TEMEL İNSAN HAKLARI BİLGİSİ II Dersi İnsan Hakları Kavramı ve Kökeni soru detayı:

PAYLAŞ:

SORU:

Hak ve ödev ilişkisi nasıldır?


CEVAP:

Bilindiği üzere kazanılan her hak bir yükümlülüğü de beraberinde getirmekte; hakların karşılığı olan bu yükümlülükler de hak sahibine ait olmaktadır. Bu yükümlülükler hakkın niteliğine göre pozitif veya negatif olabilir. Yani kişi bir hak karşısında bir hareketi yapmakla yükümlü olabileceği gibi (pozitif anlamda yükümlülük) bir hareketten kaçınma yükümlülüğü altında da olabilir (negatif yükümlülük). Kişi bir hakkını ileri sürebilmek için o hakkın yükümlülüklerini noksansız yerine getirmiş olmalıdır. Fakat bu söz konusu durum insan hakları bakımından pek gerçekçi ve doğru bir yaklaşım değildir. İnsan hakları belli bir ödeve bağlanamayan devlete yönelik tek taraflı haklardır. “İnsan haklarının aynı zamanda onların özneleri için ödevler de içerdiği” veya varlıklarının ödevlerinin yerine getirilmesine bağlı olduğu görüşü yanlıştır (Erdoğan, İnsan Haklarına Kavramsal Bir Yaklaşım, s. 15). İllaki insan haklarına karşılık bir ödev bulma konusunda ısrarcı olunacaksa insan haklarının yükümlülüğü sadece insan olmaktır, denebilir. İnsan haklarının aynı zamanda bir ödeve bağlandığı şeklindeki anlayış tehlikelidir (Erdoğan, Anayasal Demokrasi, s. 118). Öyle bir durumda insan haklarının evrenselliği zarar görecektir. İnsan haklarının bir ödevi yerine getirme yükümlülüğüne bağlanması, bir hakka ilişkin ödevi yerine getirmeyenlerin o ödeve ilişkin haktan yararlanamamaları sonucunu doğuracaktır ki bu, insan haklarının etiğine ters düşer. Konuya diğer bir bakış açısıyla yaklaşacak olursak ahlaki bakımdan da bir ödevin söz konusu olduğu her durumda bir hakkın varlığından söz etmek de doğru olmaz (Erdoğan, İnsan Hakları Öğretisine Giriş, s. 26).
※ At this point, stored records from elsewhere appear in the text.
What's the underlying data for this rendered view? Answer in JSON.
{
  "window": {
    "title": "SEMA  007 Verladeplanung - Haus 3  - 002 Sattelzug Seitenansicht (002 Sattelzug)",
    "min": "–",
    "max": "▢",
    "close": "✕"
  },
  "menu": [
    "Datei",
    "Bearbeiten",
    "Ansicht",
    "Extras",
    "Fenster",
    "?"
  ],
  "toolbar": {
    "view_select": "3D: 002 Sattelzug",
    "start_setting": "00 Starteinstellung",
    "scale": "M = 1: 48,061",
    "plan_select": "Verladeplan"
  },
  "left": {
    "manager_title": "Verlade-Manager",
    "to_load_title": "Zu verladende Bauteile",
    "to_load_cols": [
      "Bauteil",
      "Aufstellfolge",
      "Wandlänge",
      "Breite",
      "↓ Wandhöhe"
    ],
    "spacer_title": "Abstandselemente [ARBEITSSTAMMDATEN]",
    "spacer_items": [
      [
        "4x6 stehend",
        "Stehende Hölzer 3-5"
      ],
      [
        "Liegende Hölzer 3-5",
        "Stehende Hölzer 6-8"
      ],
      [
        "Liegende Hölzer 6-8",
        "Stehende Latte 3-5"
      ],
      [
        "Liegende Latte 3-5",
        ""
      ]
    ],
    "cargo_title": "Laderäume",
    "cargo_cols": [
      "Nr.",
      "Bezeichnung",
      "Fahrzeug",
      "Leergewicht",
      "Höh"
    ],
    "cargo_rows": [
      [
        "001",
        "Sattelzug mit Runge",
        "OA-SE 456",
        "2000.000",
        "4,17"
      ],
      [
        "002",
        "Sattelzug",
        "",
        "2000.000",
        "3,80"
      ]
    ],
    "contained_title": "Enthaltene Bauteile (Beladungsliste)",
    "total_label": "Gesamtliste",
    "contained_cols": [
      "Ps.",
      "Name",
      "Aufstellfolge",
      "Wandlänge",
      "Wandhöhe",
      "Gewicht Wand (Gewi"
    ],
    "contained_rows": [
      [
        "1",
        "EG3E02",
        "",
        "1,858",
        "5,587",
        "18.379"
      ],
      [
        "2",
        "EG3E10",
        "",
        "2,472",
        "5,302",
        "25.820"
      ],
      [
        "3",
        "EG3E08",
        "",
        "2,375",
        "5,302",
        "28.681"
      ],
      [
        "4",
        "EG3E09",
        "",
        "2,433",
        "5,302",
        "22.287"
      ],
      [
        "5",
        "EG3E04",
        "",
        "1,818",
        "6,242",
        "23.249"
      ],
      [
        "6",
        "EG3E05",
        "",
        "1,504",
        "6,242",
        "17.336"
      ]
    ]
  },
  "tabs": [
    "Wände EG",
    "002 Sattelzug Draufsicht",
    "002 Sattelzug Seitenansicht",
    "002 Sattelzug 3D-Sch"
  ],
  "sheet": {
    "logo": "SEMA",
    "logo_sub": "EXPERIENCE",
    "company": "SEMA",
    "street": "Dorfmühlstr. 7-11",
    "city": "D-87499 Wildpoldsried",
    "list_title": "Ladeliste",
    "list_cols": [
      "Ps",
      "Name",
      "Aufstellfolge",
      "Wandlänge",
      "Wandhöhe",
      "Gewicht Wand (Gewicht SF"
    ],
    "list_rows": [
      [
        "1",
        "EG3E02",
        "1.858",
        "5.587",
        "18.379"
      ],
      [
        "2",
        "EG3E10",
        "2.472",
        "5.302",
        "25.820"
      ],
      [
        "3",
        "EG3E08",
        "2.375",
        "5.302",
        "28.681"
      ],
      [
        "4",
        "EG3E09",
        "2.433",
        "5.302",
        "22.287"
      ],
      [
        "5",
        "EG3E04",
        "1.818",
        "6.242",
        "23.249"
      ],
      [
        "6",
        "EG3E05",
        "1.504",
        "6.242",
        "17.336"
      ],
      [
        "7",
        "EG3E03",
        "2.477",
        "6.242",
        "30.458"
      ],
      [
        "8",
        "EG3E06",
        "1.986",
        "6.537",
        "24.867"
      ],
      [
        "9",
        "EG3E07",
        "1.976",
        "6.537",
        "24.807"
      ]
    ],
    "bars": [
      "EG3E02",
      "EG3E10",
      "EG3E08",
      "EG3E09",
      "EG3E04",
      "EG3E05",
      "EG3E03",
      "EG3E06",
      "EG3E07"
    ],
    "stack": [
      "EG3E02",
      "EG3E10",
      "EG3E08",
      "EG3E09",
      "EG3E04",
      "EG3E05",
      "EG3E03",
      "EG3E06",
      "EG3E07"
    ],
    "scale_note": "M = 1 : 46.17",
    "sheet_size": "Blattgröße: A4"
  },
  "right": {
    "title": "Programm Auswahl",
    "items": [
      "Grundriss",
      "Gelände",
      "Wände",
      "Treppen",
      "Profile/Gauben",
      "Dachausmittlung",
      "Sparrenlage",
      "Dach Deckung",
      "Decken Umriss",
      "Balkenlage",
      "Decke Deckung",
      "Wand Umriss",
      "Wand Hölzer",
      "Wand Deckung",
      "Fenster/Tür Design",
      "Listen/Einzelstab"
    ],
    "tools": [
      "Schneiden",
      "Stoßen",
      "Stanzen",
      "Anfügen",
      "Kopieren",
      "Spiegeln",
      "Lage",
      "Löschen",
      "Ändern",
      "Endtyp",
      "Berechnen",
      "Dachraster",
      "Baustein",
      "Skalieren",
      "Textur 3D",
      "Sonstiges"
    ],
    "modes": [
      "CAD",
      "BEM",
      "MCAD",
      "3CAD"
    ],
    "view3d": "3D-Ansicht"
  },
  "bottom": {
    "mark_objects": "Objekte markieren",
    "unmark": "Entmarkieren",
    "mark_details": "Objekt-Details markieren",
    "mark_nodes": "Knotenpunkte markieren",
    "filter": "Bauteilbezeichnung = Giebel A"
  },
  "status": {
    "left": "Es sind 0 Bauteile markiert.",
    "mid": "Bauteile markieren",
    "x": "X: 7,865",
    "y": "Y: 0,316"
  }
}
Örneğin gördüğümüz bir trafik kazasında yaralılara yardım etmek için durmamız bir ödevken bu hareketimizin sonunda elde ettiğimiz herhangi bir hak yoktur. Diğer bir taraftan hakların önemli bir kısmının maddi içeriği bir şeyden yararlanmadır. Birçok hak, kişilere bazı yararlar sağlar; bu yararlanma durumu hakkın konusunu oluşturur. Ama her yararlanma durumu kendi başına bir hakkın varlığına delalet etmez. Bir hizmet veya bir olanaktan yaralanma ile bu yararlanmayı bir hak olarak ileri sürebilmeyi birbirinden ayırmak gerekir. Öyle ki bir olanaktan yararlanma durumunda kişi kendisine bahşedilen bir lütuftan yararlanıyor olabilir. Bu durumlarda yararlanmanın tek taraflı olarak ortadan kaldırılması kişide bir hak talebi yaratmaz. Esasen de bu gibi durumları hak kavramının kapsamına almak doğru olmaz (Erdoğan, Anayasal Demokrasi, s. 118).